Nach neuen Erkenntnissen ist CFS auch eine Zoonose. Wir haben es also mit einer Kombination von Viren und Bakterien zu tun, die artenübergreifend sind: Bornavirus, Neuroborreliose, Herpesviren und Parasiten und Bakterien.
Wir können uns bei den Tieren anstecken und wahrscheinlich auch umgekehrt. In der Diskussion sind hier Pferde, Katzen, Hunde und Vögel. Näheres hier zu lesen von dem Tierarzt Walter Tarello, der massgeblich hier in der Forschung beteiligt ist (in englisch): http://www.horsequest.com/journal/health/fatigue.html und ebenso die Geschichte von w. Tarello und seiner Frau, die sich selbst angesteckt und erfolgreich behandelt haben, ist hier zu finden, http://www.borna-borreliose-herpes.de/pdf/CFS_vet.pdf . Dort gibt es noch viel mehr an Interessantem zu lesen.
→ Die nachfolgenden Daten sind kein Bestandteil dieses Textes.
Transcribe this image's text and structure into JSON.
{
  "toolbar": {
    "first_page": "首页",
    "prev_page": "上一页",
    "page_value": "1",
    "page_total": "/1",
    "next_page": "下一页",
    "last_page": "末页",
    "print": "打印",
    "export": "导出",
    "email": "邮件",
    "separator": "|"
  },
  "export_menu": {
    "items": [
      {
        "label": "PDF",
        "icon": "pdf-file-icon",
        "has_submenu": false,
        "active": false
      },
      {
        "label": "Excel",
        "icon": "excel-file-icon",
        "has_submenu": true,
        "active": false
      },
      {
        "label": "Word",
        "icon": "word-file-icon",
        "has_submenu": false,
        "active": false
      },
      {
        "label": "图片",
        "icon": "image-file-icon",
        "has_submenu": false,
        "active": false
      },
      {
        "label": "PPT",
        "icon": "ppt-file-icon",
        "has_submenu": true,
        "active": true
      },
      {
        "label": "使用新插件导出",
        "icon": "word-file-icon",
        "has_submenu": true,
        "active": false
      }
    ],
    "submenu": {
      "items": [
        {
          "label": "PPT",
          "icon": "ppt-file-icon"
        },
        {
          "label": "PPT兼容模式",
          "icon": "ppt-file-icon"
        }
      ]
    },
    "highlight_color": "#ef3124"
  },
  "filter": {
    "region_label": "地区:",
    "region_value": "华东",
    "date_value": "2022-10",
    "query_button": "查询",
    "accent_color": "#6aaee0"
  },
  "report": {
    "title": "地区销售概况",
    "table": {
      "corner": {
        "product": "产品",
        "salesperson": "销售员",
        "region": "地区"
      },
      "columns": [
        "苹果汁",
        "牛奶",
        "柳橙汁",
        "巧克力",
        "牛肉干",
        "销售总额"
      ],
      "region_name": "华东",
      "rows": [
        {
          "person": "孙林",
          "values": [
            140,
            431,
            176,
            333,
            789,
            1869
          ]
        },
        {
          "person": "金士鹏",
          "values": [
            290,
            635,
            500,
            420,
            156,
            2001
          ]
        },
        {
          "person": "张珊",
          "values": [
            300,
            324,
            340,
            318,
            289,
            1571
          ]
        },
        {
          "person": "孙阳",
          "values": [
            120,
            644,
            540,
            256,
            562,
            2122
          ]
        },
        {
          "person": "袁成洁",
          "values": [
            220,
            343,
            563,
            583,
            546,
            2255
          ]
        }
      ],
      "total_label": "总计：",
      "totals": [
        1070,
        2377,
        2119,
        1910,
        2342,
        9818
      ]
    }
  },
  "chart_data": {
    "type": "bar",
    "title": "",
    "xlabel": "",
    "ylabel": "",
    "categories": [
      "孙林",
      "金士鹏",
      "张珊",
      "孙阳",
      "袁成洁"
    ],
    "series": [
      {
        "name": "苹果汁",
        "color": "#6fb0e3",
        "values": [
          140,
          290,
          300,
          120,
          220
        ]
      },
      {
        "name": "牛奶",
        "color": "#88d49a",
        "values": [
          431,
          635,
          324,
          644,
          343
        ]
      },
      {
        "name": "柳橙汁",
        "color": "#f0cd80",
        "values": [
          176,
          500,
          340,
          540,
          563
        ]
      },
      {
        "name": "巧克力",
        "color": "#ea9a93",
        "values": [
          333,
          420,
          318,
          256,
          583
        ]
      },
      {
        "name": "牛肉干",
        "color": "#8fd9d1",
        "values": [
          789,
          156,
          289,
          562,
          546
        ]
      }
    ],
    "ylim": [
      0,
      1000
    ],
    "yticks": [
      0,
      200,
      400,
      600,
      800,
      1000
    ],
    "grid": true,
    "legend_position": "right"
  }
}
http://www.anapsid.org/cnd/pets/cfspets.html - hier eine Zusammenfassung im einzelnen für Hund, Katze und Pferd, wo erläutert wird, dass die Erkrankungen der Haustiere unmittelbaren Einfluss auf das Chronic Fatique Syndrom bei Menschen haben.
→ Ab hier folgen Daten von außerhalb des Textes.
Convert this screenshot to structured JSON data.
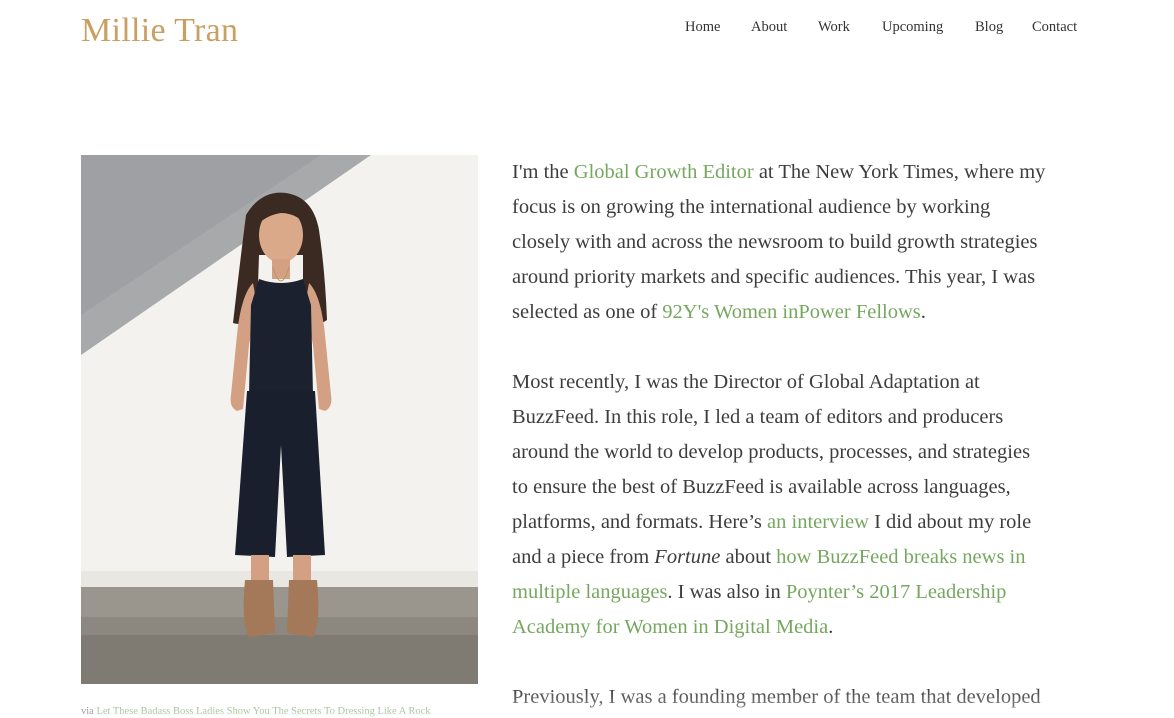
{
  "header": {
    "site_title": "Millie Tran",
    "nav": [
      {
        "label": "Home"
      },
      {
        "label": "About"
      },
      {
        "label": "Work"
      },
      {
        "label": "Upcoming"
      },
      {
        "label": "Blog"
      },
      {
        "label": "Contact"
      }
    ]
  },
  "photo": {
    "caption_prefix": "via",
    "caption_link": "Let These Badass Boss Ladies Show You The Secrets To Dressing Like A Rock"
  },
  "bio": {
    "p1": {
      "l1_a": "I'm the ",
      "l1_link": "Global Growth Editor",
      "l1_b": " at The New York Times, where my",
      "l2": "focus is on growing the international audience by working",
      "l3": "closely with and across the newsroom to build growth strategies",
      "l4": "around priority markets and specific audiences. This year, I was",
      "l5_a": "selected as one of ",
      "l5_link": "92Y's Women inPower Fellows",
      "l5_b": "."
    },
    "p2": {
      "l1": "Most recently, I was the Director of Global Adaptation at",
      "l2": "BuzzFeed. In this role, I led a team of editors and producers",
      "l3": "around the world to develop products, processes, and strategies",
      "l4": "to ensure the best of BuzzFeed is available across languages,",
      "l5_a": "platforms, and formats. Here’s ",
      "l5_link": "an interview",
      "l5_b": " I did about my role",
      "l6_a": "and a piece from ",
      "l6_em": "Fortune",
      "l6_b": " about ",
      "l6_link": "how BuzzFeed breaks news in",
      "l7_link": "multiple languages",
      "l7_a": ". I was also in ",
      "l7_link2": "Poynter’s 2017 Leadership",
      "l8_link": "Academy for Women in Digital Media",
      "l8_b": "."
    },
    "p3": {
      "l1": "Previously, I was a founding member of the team that developed"
    }
  },
  "colors": {
    "title": "#c9a063",
    "link": "#76a75f",
    "body_text": "#3d3d3d",
    "nav_text": "#333333"
  }
}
Ich kenne als langjährige Pferdebesitzerin in meinem engeren und weiteren Bekanntenkreis verdächtig viele Personen mit MS, die diese Erkrankung oft schon in jungen Jahren bekommen haben.
Es gibt in den Foren oft Berichte von CFS-Betroffenen, wo dann MS festgestellt wird. Die ungleiche Verteilung von z.B. MS Fällen kann damit zusammenhängen, dass die Viren oder Bakterien von Tieren wie Milchkühen oder Hunden verwandt scheinen. In einem Fallbeispiel zeigten Inseln im Nordatlantik, der von MS frei war, dass ein hohes Auftreten von MS, die einige Jahre später auftrat, nachdem Armeegarnisonen für eine Weile auf der Insel gewesen waren und die Betroffenen in einem von den Armeemitgliedern oder ihren begleitenden Hunden oder anderem Vieh getragenes ansteckendes Mittel verwickelt waren. Ebenso steht die Nervenversion der Lyme-Borreliose-Erreger (B-garninii) in Verdacht, eine Initiierung der MS zu fördern, wenn sie auch nicht als alleinige Ursache dazu angesehen wird. Quelle: (http://www.itmonline.org/arts/msalsmg.htm)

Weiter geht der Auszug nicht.